FILMS OF THE WEEK:
Looper (15)
Holy Motors (18)
Barbara (12A)
Reviewed by Demetrios Matheou
The signature scene of the science fiction thriller Looper has a stunning simplicity. A man stands in a field with a blunderbuss. He checks his pocket watch. A few yards away, a bare rug lies on the ground. Suddenly a figure materialises out of thin air, kneeling blindfolded on the rug. And the armed man blows him away.
The shooter, more specifically the looper, is named Joe (Joseph Gordon-Levitt) and does this for a living. It's 2042. The faceless victims are being sent from 2072 by underworld figures who want their enemies despatched out of their time zone – a very neat way of disposing of the evidence.
It's a brilliant conceit, and I can imagine other films would settle for that, moving onto otherwise predictable action plotlines. Looper's writer-director Rian Johnson has far more ambition, providing a genre film that is constantly inventive, edgy and surprising; more than that, it has an ethical and emotional core. This is very grown-up sci-fi.
In Joe's dystopian world, being a looper is a lucrative occupation, allowing for nice apartments, fast cars and designer drugs. Joe is a hedonistic, shallow loner. But all that is about to change, when the person who appears in the field before him is his future self.
How old Joe (Bruce Willis) escapes being killed by young Joe, and what he wants in his past, are two of many questions begging to be answered. Both Joes will be on the run, at odds with their present and future bosses, the law and each other. Just as we think we have the measure of their dilemma, Emily Blunt appears as the feisty mother of a psychically gifted boy who may hold the key to everything.

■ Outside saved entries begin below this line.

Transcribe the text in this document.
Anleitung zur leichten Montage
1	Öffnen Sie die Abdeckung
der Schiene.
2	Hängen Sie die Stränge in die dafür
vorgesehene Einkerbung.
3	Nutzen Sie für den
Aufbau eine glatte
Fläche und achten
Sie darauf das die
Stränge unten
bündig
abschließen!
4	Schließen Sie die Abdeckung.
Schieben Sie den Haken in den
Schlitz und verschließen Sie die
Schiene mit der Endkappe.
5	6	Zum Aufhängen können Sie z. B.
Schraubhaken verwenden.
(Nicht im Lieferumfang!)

Willis has time-travelled before, in Terry Gilliam's Twelve Monkeys. This film slowly develops a similar, melancholy grace. With twists aplenty, action, scary children, a kickass Blunt and Gordon-Levitt channelling Willis behind some very strange make-up, it's quite a trip.
The early films by Leos Carax, Les Amants Du Pont-Neuf among them, marked him out as one of France's most promising directors. But then his output slowed to a crawl. Holy Motors is his first film in 13 years. In its brilliantly bonkers way, it's worth the wait.
Denis Lavant plays Monsieur Oscar, a master of disguise who drives around Paris in a stretch limo, adopting numerous personas. In the course of a day he becomes a leprechaun-like monster who kidnaps a supermodel (Eva Mendes), a killer who murders his own doppelganger, an elderly dying man and an anguished lover (of a pleasingly grave Kylie Minogue).
Though Oscar's purpose is never specified, it appears he is offering an extreme sort of pay per view. The film itself plays like a perverse homage to cinema, with a taste of how it might evolve. There's no denying its imagination and crazy wit, or the genius of Lavant, who is so multi-skilled and chameleon-like that he seems hardly human.
Christian Petzold's Barbara is an understated yet absorbing drama set in Communist East Germany in the 1980s. Having dared to apply for an exit visa to the West, the eponymous Berlin doctor is punished with internal exile to a small country town. While working diligently in the local hospital, and almost certainly under surveillance, she plans her escape. The great German actress Nina Hoss makes aloofness sexy and enigmatic; around her, the director builds tension out of such mundane events as a bicycle ride and a canteen lunch.